Segundo ele, é o que vai acontecer se prosperar a mudança do artigo 101 do Código de Trânsito Brasileiro (CTB). O projeto retira a palavra “indivisível” do texto em vigor: “Ao veículo ou combinação de veículos utilizado no transporte de carga indivisível, que não se enquadre nos limites de peso e dimensões estabelecidos pelo Contran, poderá ser concedida, pela autoridade com circunscrição sobre a via, autorização especial de trânsito, com prazo certo, válida para cada viagem, atendidas as medidas de segurança consideradas necessárias.”

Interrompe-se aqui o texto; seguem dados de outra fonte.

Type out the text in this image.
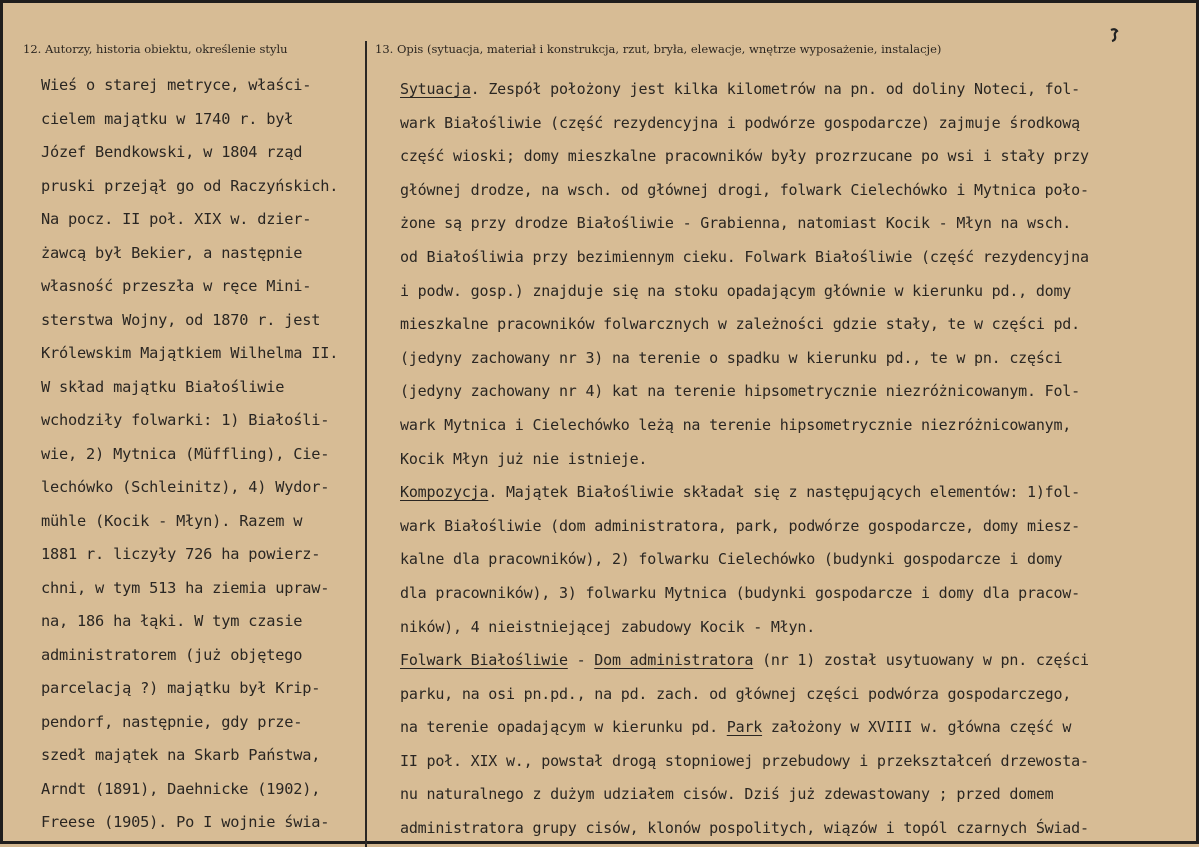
12. Autorzy, historia obiektu, określenie stylu	13. Opis (sytuacja, materiał i konstrukcja, rzut, bryła, elewacje, wnętrze wyposażenie, instalacje)
Wieś o starej metryce, właści-
cielem majątku w 1740 r. był
Józef Bendkowski, w 1804 rząd
pruski przejął go od Raczyńskich.
Na pocz. II poł. XIX w. dzier-
żawcą był Bekier, a następnie
własność przeszła w ręce Mini-
sterstwa Wojny, od 1870 r. jest
Królewskim Majątkiem Wilhelma II.
W skład majątku Białośliwie
wchodziły folwarki: 1) Białośli-
wie, 2) Mytnica (Müffling), Cie-
lechówko (Schleinitz), 4) Wydor-
mühle (Kocik - Młyn). Razem w
1881 r. liczyły 726 ha powierz-
chni, w tym 513 ha ziemia upraw-
na, 186 ha łąki. W tym czasie
administratorem (już objętego
parcelacją ?) majątku był Krip-
pendorf, następnie, gdy prze-
szedł majątek na Skarb Państwa,
Arndt (1891), Daehnicke (1902),
Freese (1905). Po I wojnie świa-
Sytuacja. Zespół położony jest kilka kilometrów na pn. od doliny Noteci, fol-
wark Białośliwie (część rezydencyjna i podwórze gospodarcze) zajmuje środkową
część wioski; domy mieszkalne pracowników były prozrzucane po wsi i stały przy
głównej drodze, na wsch. od głównej drogi, folwark Cielechówko i Mytnica poło-
żone są przy drodze Białośliwie - Grabienna, natomiast Kocik - Młyn na wsch.
od Białośliwia przy bezimiennym cieku. Folwark Białośliwie (część rezydencyjna
i podw. gosp.) znajduje się na stoku opadającym głównie w kierunku pd., domy
mieszkalne pracowników folwarcznych w zależności gdzie stały, te w części pd.
(jedyny zachowany nr 3) na terenie o spadku w kierunku pd., te w pn. części
(jedyny zachowany nr 4) kat na terenie hipsometrycznie niezróżnicowanym. Fol-
wark Mytnica i Cielechówko leżą na terenie hipsometrycznie niezróżnicowanym,
Kocik Młyn już nie istnieje.
Kompozycja. Majątek Białośliwie składał się z następujących elementów: 1)fol-
wark Białośliwie (dom administratora, park, podwórze gospodarcze, domy miesz-
kalne dla pracowników), 2) folwarku Cielechówko (budynki gospodarcze i domy
dla pracowników), 3) folwarku Mytnica (budynki gospodarcze i domy dla pracow-
ników), 4 nieistniejącej zabudowy Kocik - Młyn.
Folwark Białośliwie - Dom administratora (nr 1) został usytuowany w pn. części
parku, na osi pn.pd., na pd. zach. od głównej części podwórza gospodarczego,
na terenie opadającym w kierunku pd. Park założony w XVIII w. główna część w
II poł. XIX w., powstał drogą stopniowej przebudowy i przekształceń drzewosta-
nu naturalnego z dużym udziałem cisów. Dziś już zdewastowany ; przed domem
administratora grupy cisów, klonów pospolitych, wiązów i topól czarnych Świad-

“A retirada da palavra faz toda a diferença porque abre portas para o transporte de carga comum, de carga convencional, em desrespeito às dimensões regulamentares, conforme preceitua a resolução 210, do Conselho Nacional do Trânsito (Contran), que define pesos e dimensões máximas permitidas para os ônibus e veículos de carga”, afirma Dominici.
Diante da possibilidade de transportar uma quantidade maior de cargas, as transportadoras vão adquirir veículos acima dos limites legais. “Será prejudicial principalmente às pequenas transportadoras e transportadores autônomos de carga sem condições para investir em novos equipamentos e lidar com obtenção de AETs”, diz ele.
Por outro lado, o projeto desestimula os transportadores que investem em equipamentos caros para puxar cargas excedentes da forma correta. O presidente da entidade lembra que os veículos especiais não são autorizados pela lei a transportar cargas comuns. Contraditoriamente, o projeto de lei quer permitir que carretas comuns carreguem cargas convencionais excedendo os limites legais
Domnici diz que legislação brasileira já foi bastante flexibilizada por portarias e resoluções, atendendo interesses econômicos, sempre com o objetivo de se carregar mais carga com o mesmo veículo. E é bem mais liberal que a de outros países, inclusive daqueles com infraestrutura melhor, que, teoricamente, poderiam suportar mais peso. “Faz muitos anos que os Estados Unidos estudam a adoção de veículos como o nosso bitrem, mas até hoje não conseguiram aprovar. Lá, a maioria é de carretas de dois eixos tracionadas por cavalos de três eixos”, conta.
Para o presidente da associação, a resolução 210 é completa, traz todas as possibilidades para o transporte de forma segura no Brasil e, mais importante, leva em conta toda a infraestrutura nacional, como gabarito e capacidade portante das pontes e a largura de faixa de trânsito da maioria das nossas estradas. Ele lembra que 87% das nossas rodovias são de pistas simples. “Temos de levar isso em consideração. Nossa infraestrutura não comporta a mudança.”